Bringing service in-house had an immediate impact on instrument uptime and, ultimately, patient care. The URMC clinical engineering staff knowledge and expertise increased with time and linac acquisitions, and the team was able to handle an increasing number of problems in-house. They now manage approximately 99% of problems with in-house labor and no service contracts. Occasionally, manufacturer input is obtained by phone.

The University of Vermont’s ITS was also driven to provide in-house service because of its out-of-the-way location. “We aren’t in a big urban center, so it takes a while for the manufacturer to get here,” Elliott says. “We can keep the system uptime a lot higher by responding to problems without having to wait for the manufacturer to come in.”

Similarly, institutions with a large inventory will also see immediate economic reasons for investing in an in-house linac service and maintenance program. But the numbers should be run carefully and take into account all costs, not just acquisition capital or training expense. DiVita estimates the cost of the machines falls between $1 million and $3 million, depending on features and applications.

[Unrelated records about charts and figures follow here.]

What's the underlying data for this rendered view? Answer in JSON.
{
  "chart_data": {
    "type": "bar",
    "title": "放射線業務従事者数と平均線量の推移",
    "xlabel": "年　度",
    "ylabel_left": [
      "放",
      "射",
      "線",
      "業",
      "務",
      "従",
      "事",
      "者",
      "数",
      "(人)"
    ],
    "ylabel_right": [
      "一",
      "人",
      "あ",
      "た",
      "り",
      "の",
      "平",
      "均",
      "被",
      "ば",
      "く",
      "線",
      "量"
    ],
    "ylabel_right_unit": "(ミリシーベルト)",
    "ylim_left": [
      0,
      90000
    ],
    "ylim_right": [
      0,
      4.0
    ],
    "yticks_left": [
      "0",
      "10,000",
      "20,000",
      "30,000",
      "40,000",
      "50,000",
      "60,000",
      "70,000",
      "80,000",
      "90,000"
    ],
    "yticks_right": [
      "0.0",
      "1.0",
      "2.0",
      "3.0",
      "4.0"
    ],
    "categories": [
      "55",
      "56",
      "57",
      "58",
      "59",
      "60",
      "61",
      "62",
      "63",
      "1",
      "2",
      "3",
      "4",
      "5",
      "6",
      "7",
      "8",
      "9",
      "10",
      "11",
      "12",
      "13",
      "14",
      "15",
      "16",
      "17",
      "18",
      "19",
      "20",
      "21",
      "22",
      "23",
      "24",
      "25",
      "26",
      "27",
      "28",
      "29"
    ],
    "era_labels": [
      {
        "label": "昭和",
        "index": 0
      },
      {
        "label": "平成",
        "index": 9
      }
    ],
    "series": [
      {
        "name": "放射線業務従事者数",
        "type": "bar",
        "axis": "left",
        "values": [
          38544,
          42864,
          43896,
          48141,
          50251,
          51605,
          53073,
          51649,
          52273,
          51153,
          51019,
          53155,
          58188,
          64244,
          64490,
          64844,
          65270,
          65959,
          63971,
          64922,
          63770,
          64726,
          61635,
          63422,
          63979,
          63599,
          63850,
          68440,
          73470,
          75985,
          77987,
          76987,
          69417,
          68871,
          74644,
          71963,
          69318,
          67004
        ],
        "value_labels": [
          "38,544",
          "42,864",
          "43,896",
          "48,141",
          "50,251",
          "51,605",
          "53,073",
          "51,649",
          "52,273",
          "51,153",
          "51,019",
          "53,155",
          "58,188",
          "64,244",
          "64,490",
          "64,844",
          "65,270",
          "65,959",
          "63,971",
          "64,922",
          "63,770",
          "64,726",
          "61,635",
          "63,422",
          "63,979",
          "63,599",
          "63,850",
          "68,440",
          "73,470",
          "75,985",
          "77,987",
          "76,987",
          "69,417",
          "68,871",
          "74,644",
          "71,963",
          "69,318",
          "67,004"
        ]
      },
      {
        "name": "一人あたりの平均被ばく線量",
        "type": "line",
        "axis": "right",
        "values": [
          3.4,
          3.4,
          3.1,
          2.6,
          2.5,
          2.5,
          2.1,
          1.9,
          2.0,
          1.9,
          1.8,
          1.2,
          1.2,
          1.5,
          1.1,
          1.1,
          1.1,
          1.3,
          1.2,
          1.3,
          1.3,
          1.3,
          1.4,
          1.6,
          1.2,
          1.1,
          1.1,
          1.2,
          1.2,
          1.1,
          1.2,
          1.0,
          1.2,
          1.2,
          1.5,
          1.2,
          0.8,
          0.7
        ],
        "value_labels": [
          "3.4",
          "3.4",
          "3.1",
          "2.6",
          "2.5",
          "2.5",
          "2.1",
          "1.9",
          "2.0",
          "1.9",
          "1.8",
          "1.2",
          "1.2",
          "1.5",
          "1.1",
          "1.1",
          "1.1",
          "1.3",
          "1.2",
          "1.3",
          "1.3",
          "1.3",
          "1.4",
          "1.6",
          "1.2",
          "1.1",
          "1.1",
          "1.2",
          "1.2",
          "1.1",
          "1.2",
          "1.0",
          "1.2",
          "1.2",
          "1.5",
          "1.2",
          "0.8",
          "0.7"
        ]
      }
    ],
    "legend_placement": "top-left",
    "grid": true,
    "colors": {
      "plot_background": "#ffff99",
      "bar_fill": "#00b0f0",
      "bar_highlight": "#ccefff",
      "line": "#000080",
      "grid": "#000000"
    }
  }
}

The cost for labor is likely to be expensive. Because the machines are so busy and work is done off-hours, the engineers servicing the machines, who are already some of the highest paid in the department, will cost even more money, with time-and-a-half regulations in place. Problems can take 15 minutes or hours to resolve; PMs will definitely require hours. “The majority of the imaging engineering team’s overtime is spent on linacs, so it’s a very expensive proposition,” DiVita says.

Parts add additional cost, whether purchased as needed (in which case, there is the economic hardship associated with downtime) or kept on hand. Some manufacturers will provide each machine with a parts kit that typically includes many of the system boards. Over time, biomeds will learn which parts are the most useful to have in stock and, with acquisition, more parts are accumulated.

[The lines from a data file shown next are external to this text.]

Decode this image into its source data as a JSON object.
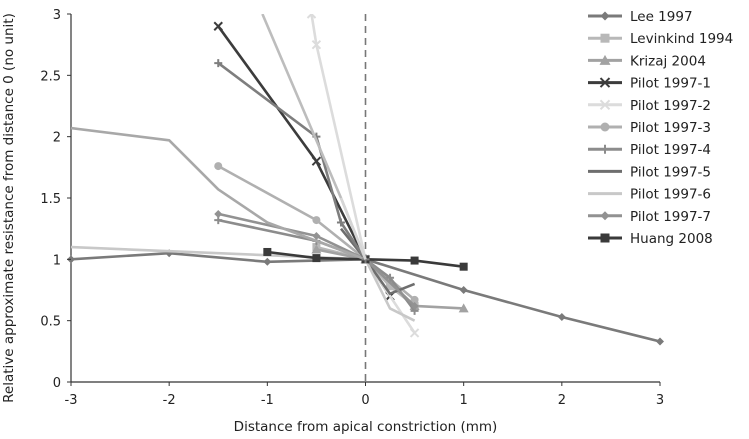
{
  "chart_data": {
    "type": "line",
    "title": "",
    "xlabel": "Distance from apical constriction (mm)",
    "ylabel": "Relative approximate resistance from distance 0 (no unit)",
    "xlim": [
      -3,
      3
    ],
    "ylim": [
      0,
      3
    ],
    "xticks": [
      "-3",
      "-2",
      "-1",
      "0",
      "1",
      "2",
      "3"
    ],
    "yticks": [
      "0",
      "0.5",
      "1",
      "1.5",
      "2",
      "2.5",
      "3"
    ],
    "grid": false,
    "legend_position": "right",
    "reference_line": {
      "x": 0,
      "style": "dashed"
    },
    "series": [
      {
        "name": "Lee 1997",
        "color": "#7a7a7a",
        "marker": "diamond",
        "points": [
          [
            -3,
            1.0
          ],
          [
            -2,
            1.05
          ],
          [
            -1,
            0.98
          ],
          [
            0,
            1.0
          ],
          [
            1,
            0.75
          ],
          [
            2,
            0.53
          ],
          [
            3,
            0.33
          ]
        ]
      },
      {
        "name": "Levinkind 1994",
        "color": "#b8b8b8",
        "marker": "square",
        "points": [
          [
            -0.5,
            1.1
          ],
          [
            0,
            1.0
          ],
          [
            0.25,
            0.78
          ],
          [
            0.5,
            0.62
          ]
        ]
      },
      {
        "name": "Krizaj 2004",
        "color": "#a2a2a2",
        "marker": "triangle",
        "points": [
          [
            -0.5,
            1.08
          ],
          [
            0,
            1.0
          ],
          [
            0.5,
            0.62
          ],
          [
            1,
            0.6
          ]
        ]
      },
      {
        "name": "Pilot 1997-1",
        "color": "#3c3c3c",
        "marker": "x",
        "points": [
          [
            -1.5,
            2.9
          ],
          [
            -0.5,
            1.8
          ],
          [
            0,
            1.0
          ],
          [
            0.25,
            0.7
          ]
        ]
      },
      {
        "name": "Pilot 1997-2",
        "color": "#dcdcdc",
        "marker": "x",
        "points": [
          [
            -0.55,
            3.0
          ],
          [
            -0.5,
            2.75
          ],
          [
            0,
            1.0
          ],
          [
            0.5,
            0.4
          ]
        ]
      },
      {
        "name": "Pilot 1997-3",
        "color": "#b0b0b0",
        "marker": "circle",
        "points": [
          [
            -1.5,
            1.76
          ],
          [
            -0.5,
            1.32
          ],
          [
            0,
            1.0
          ],
          [
            0.5,
            0.67
          ]
        ]
      },
      {
        "name": "Pilot 1997-4",
        "color": "#8c8c8c",
        "marker": "plus",
        "points": [
          [
            -1.5,
            1.32
          ],
          [
            -0.5,
            1.15
          ],
          [
            0,
            1.0
          ],
          [
            0.25,
            0.85
          ],
          [
            0.5,
            0.58
          ]
        ]
      },
      {
        "name": "Pilot 1997-5",
        "color": "#6e6e6e",
        "marker": "none",
        "points": [
          [
            -0.25,
            1.25
          ],
          [
            0,
            1.0
          ],
          [
            0.25,
            0.72
          ],
          [
            0.5,
            0.8
          ]
        ]
      },
      {
        "name": "Pilot 1997-6",
        "color": "#c8c8c8",
        "marker": "none",
        "points": [
          [
            -3,
            1.1
          ],
          [
            0,
            1.0
          ],
          [
            0.25,
            0.6
          ],
          [
            0.5,
            0.5
          ]
        ]
      },
      {
        "name": "Pilot 1997-7",
        "color": "#929292",
        "marker": "diamond",
        "points": [
          [
            -1.5,
            1.37
          ],
          [
            -0.5,
            1.19
          ],
          [
            0,
            1.0
          ],
          [
            0.5,
            0.62
          ]
        ]
      },
      {
        "name": "Huang 2008",
        "color": "#3a3a3a",
        "marker": "square",
        "points": [
          [
            -1,
            1.06
          ],
          [
            -0.5,
            1.01
          ],
          [
            0,
            1.0
          ],
          [
            0.5,
            0.99
          ],
          [
            1,
            0.94
          ]
        ]
      },
      {
        "name": "",
        "color": "#a8a8a8",
        "marker": "none",
        "points": [
          [
            -3,
            2.07
          ],
          [
            -2,
            1.97
          ],
          [
            -1.5,
            1.57
          ],
          [
            -1,
            1.3
          ],
          [
            -0.5,
            1.15
          ],
          [
            0,
            1.0
          ]
        ]
      },
      {
        "name": "",
        "color": "#7e7e7e",
        "marker": "plus",
        "points": [
          [
            -1.5,
            2.6
          ],
          [
            -0.5,
            2.0
          ],
          [
            -0.25,
            1.3
          ],
          [
            0,
            1.0
          ]
        ]
      },
      {
        "name": "",
        "color": "#bdbdbd",
        "marker": "none",
        "points": [
          [
            -1.05,
            3.0
          ],
          [
            -0.25,
            1.5
          ],
          [
            0,
            1.0
          ]
        ]
      },
      {
        "name": "",
        "color": "#d6d6d6",
        "marker": "none",
        "points": [
          [
            -0.25,
            1.5
          ],
          [
            0,
            1.0
          ]
        ]
      }
    ]
  }
}
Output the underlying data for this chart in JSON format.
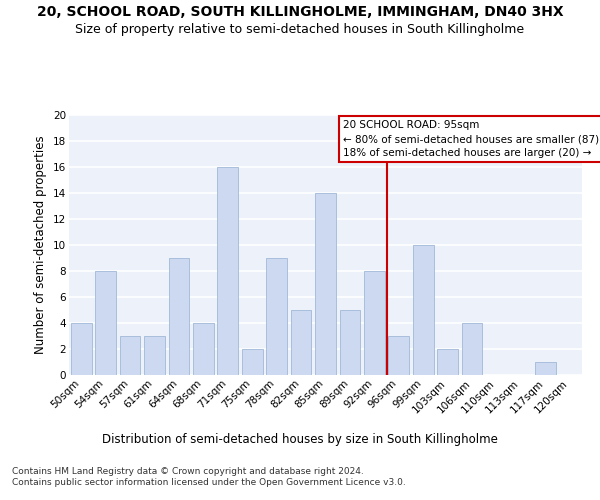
{
  "title": "20, SCHOOL ROAD, SOUTH KILLINGHOLME, IMMINGHAM, DN40 3HX",
  "subtitle": "Size of property relative to semi-detached houses in South Killingholme",
  "xlabel": "Distribution of semi-detached houses by size in South Killingholme",
  "ylabel": "Number of semi-detached properties",
  "footer": "Contains HM Land Registry data © Crown copyright and database right 2024.\nContains public sector information licensed under the Open Government Licence v3.0.",
  "categories": [
    "50sqm",
    "54sqm",
    "57sqm",
    "61sqm",
    "64sqm",
    "68sqm",
    "71sqm",
    "75sqm",
    "78sqm",
    "82sqm",
    "85sqm",
    "89sqm",
    "92sqm",
    "96sqm",
    "99sqm",
    "103sqm",
    "106sqm",
    "110sqm",
    "113sqm",
    "117sqm",
    "120sqm"
  ],
  "values": [
    4,
    8,
    3,
    3,
    9,
    4,
    16,
    2,
    9,
    5,
    14,
    5,
    8,
    3,
    10,
    2,
    4,
    0,
    0,
    1,
    0
  ],
  "bar_color": "#ccd9f0",
  "bar_edge_color": "#a0b8d8",
  "reference_line_label": "20 SCHOOL ROAD: 95sqm",
  "annotation_line1": "← 80% of semi-detached houses are smaller (87)",
  "annotation_line2": "18% of semi-detached houses are larger (20) →",
  "annotation_box_color": "#cc0000",
  "ylim": [
    0,
    20
  ],
  "yticks": [
    0,
    2,
    4,
    6,
    8,
    10,
    12,
    14,
    16,
    18,
    20
  ],
  "bg_color": "#edf1f9",
  "grid_color": "#ffffff",
  "title_fontsize": 10,
  "subtitle_fontsize": 9,
  "axis_label_fontsize": 8.5,
  "tick_fontsize": 7.5,
  "footer_fontsize": 6.5
}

“If you’re able to stock a lot of parts, it will help you in the long run,” Wallace says, acknowledging that not all facilities may choose to make the investment. Spare parts inventories can run into the six figures but can be worth it with multiple linacs.

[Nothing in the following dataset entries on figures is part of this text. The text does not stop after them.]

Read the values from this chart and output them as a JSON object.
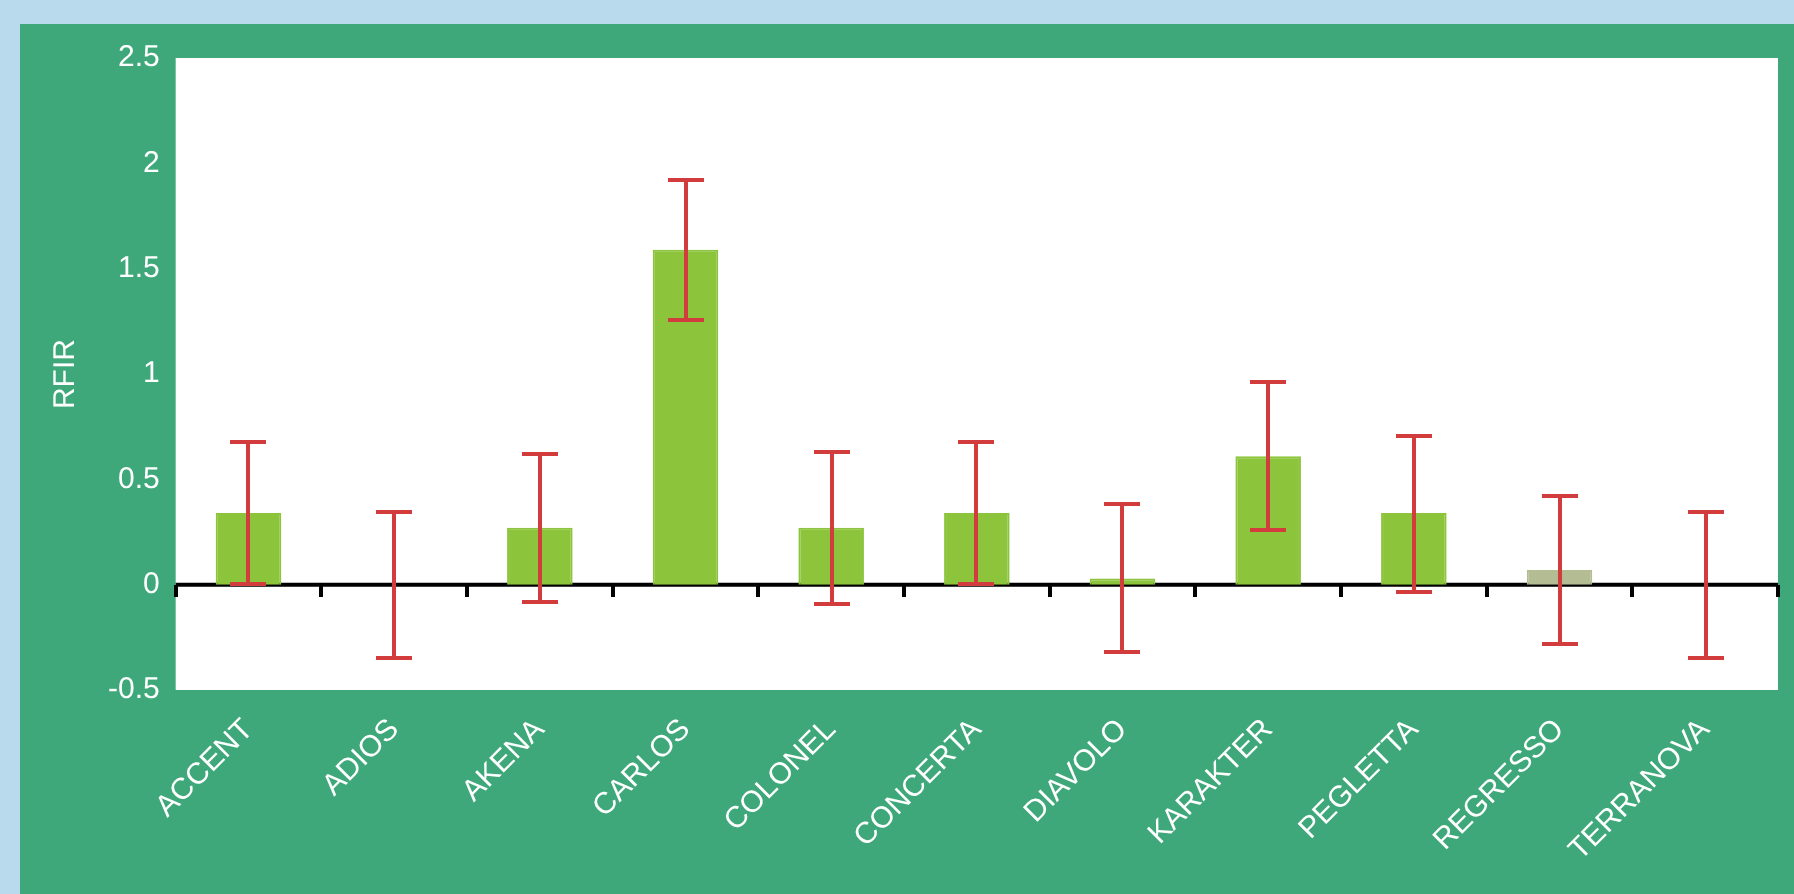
{
  "chart_data": {
    "type": "bar",
    "ylabel": "RFIR",
    "categories": [
      "ACCENT",
      "ADIOS",
      "AKENA",
      "CARLOS",
      "COLONEL",
      "CONCERTA",
      "DIAVOLO",
      "KARAKTER",
      "PEGLETTA",
      "REGRESSO",
      "TERRANOVA"
    ],
    "values": [
      0.34,
      0,
      0.27,
      1.59,
      0.27,
      0.34,
      0.03,
      0.61,
      0.34,
      0.07,
      0
    ],
    "colors": [
      "#8cc43c",
      "#8cc43c",
      "#8cc43c",
      "#8cc43c",
      "#8cc43c",
      "#8cc43c",
      "#8cc43c",
      "#8cc43c",
      "#8cc43c",
      "#b4bc94",
      "#8cc43c"
    ],
    "errors": [
      0.34,
      0.35,
      0.35,
      0.33,
      0.36,
      0.34,
      0.35,
      0.35,
      0.37,
      0.35,
      0.35
    ],
    "ref_lines": [
      {
        "axis": "y",
        "value": 0,
        "color": "#000000"
      }
    ],
    "ylim": [
      -0.5,
      2.5
    ],
    "yticks": [
      -0.5,
      0,
      0.5,
      1,
      1.5,
      2,
      2.5
    ],
    "grid": false,
    "legend": false
  }
}
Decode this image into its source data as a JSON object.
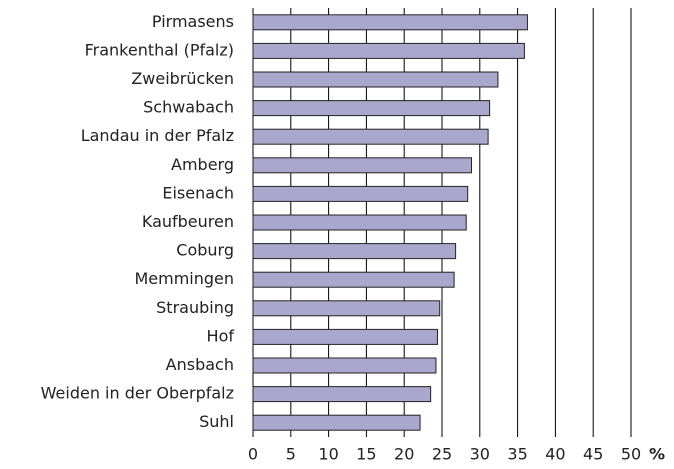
{
  "chart_data": {
    "type": "hbar",
    "categories": [
      "Pirmasens",
      "Frankenthal (Pfalz)",
      "Zweibrücken",
      "Schwabach",
      "Landau in der Pfalz",
      "Amberg",
      "Eisenach",
      "Kaufbeuren",
      "Coburg",
      "Memmingen",
      "Straubing",
      "Hof",
      "Ansbach",
      "Weiden in der Oberpfalz",
      "Suhl"
    ],
    "values": [
      36.3,
      35.9,
      32.4,
      31.3,
      31.1,
      28.9,
      28.4,
      28.2,
      26.8,
      26.6,
      24.7,
      24.4,
      24.2,
      23.5,
      22.1
    ],
    "color": "#a9a7cc",
    "xlabel": "%",
    "xlim": [
      0,
      50
    ],
    "xticks": [
      0,
      5,
      10,
      15,
      20,
      25,
      30,
      35,
      40,
      45,
      50
    ],
    "grid": true
  }
}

Check the online Buyer’s Guide for linac service and parts.

“The more accelerators you have, the more it makes sense to have extended spare parts because you have more targets where you can use them,” Perec says. If you just have one piece of equipment, you may invest a lot of money into parts that may sit there for the life of the machine.”

Similarly, with one linac to maintain, a biomed may not be able to obtain enough experience to provide the value needed to balance the investment. “An engineer that wants to learn accelerators in a one-system hospital may not have enough exposure to breakdowns to develop the necessary expertise, and it may take him a long time,” Perec says.

For St Vincent Hospital, the associated costs have been worth the money invested. “Once we have removed our last contract in 2012, we will actually save $475,440 annually on service contracts,” Wallace says of the institution’s in-house linac program.

The numbers have contributed to administrative support of the program and should be an approach for anyone who wants to initiate one. “You have to prove to your physicians, who pay the money for the contract, that you can do it better and faster than the vendor. Otherwise there is no point,” DiVita says. Because, again, linacs are complex, expensive devices that need to stay active, useful, and efficient.